Cooper was a member of the Motorola team that invented the first cellular telephone back in 1973.


While I am immensely appreciative of the convenience and joy that my iPhone provides on a daily basis, it is not Cooper’s inventiveness that I admire most.

It was the choice he made when deciding upon who to call first.

For his first public cellular phone call in human history, Cooper took to the New York City streets and called his rivals at AT&T and inform them that they had lost the race to build the first functioning cell phone.

The combination of New York’s busy street sounds and Cooper’s voice told the engineers at AT&T that they had been bested.

Now that was one hell of a phone call.

The perfect combination of comeuppance, spite, humor, and bravado.

The inventor’s version of my four favorite words:

I told you so.

Can you even imagine a better phone call?

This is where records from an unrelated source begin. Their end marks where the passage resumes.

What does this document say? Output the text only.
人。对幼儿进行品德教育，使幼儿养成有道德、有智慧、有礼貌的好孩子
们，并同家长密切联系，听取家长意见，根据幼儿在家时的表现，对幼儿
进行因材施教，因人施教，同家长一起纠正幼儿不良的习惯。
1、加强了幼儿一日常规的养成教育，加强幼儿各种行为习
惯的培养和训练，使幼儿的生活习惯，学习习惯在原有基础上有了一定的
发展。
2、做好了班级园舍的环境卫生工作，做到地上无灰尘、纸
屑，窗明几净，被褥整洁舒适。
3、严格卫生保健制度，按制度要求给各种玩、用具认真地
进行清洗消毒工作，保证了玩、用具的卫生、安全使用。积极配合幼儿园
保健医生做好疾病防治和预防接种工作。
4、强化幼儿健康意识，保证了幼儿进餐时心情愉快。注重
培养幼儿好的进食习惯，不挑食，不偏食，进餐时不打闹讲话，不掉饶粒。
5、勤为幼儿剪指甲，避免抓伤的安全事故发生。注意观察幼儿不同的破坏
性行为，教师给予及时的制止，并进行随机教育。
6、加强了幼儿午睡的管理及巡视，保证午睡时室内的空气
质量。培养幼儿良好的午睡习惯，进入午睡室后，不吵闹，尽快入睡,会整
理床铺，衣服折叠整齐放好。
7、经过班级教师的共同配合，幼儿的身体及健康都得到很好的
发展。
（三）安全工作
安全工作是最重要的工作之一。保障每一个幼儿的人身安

Contrast this to Alexander Graham Bell, inventor of the telephone, whose first call was to his assistant in the other room:

"Mr. Watson—Come here—I want to see you.”

Alexander Graham Bell might have been a great inventor, but he sucked at understanding the importance of the moment.

"Mr. Watson—Come here—I want to see you.”

Is that the best he could do?

It makes me wish someone a little wittier, a little meaner or someone with a greater flair for the dramatic had invented the first telephone.

Someone like the great Martin Cooper.